He took the substantiated, or, rather, consecrated, bread, with awful gravity, but with utter calmness.
While the priest was disrobing, the King retired to the little turret; and here, being joined by Cléry, the good servant knelt, and requested the King’s blessing.
Louis XVI raised his hand, and desired him to convey that blessing, through himself, to all who loved their King, and especially to those of his gaolers who had shown to the royal family anything like pity or kindness.
Then, leading the valet to the window, he gave him, so that those watching through the glass of the doors should not see the act, a seal, which he had detached from his watch, a small parcel, taken from his bosom, and the wedding-ring with which, at their royal marriage, the Queen had pledged her faith to him. This ring he took from the hand upon which he had worn it since placed there at his marriage.

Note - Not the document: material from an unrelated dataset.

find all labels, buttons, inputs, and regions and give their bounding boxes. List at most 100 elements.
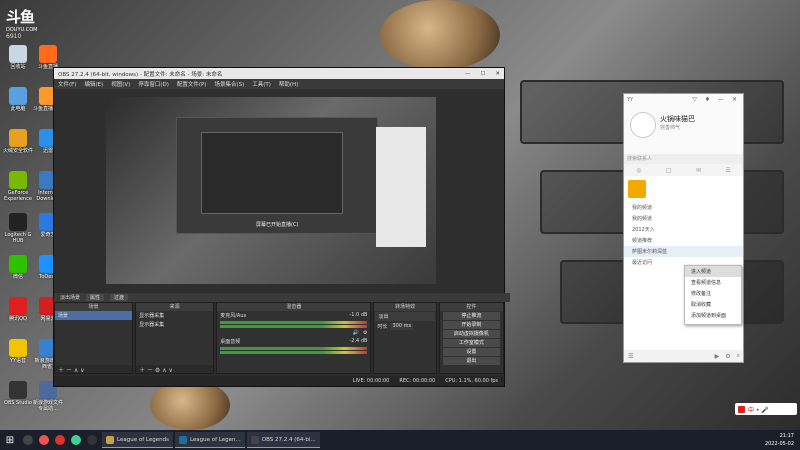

“When I am dead,” he said, “you will give this seal to my son, and this ring to the Queen. Tell her that I give it up with great pain, and only because I do not will that it should share in the profanity to which, of course, my body will be subjected. And this little parcel has in it locks of the hair of all my family. Give it, also, to my lady. Say to the Queen, and to my most dear children, and to my sister, that though I promised to see them this morning, I meant to spare them the grief of another bitter separation. It costs me more than I can describe, to go without kissing them again!”
Here he wept, for the last time in his life, it being one of the very few occasions when he was moved to tears.
“I give to you,” he added, in a sweet, low, suppressed voice,—“I give to you my last farewell, to take to those I love!”
Cléry retired, weeping, though his tears were an evidence against him which might cost him his life.
A moment passed, and the King, leaving the little room, asked one of the gaolers for a pair of scissors.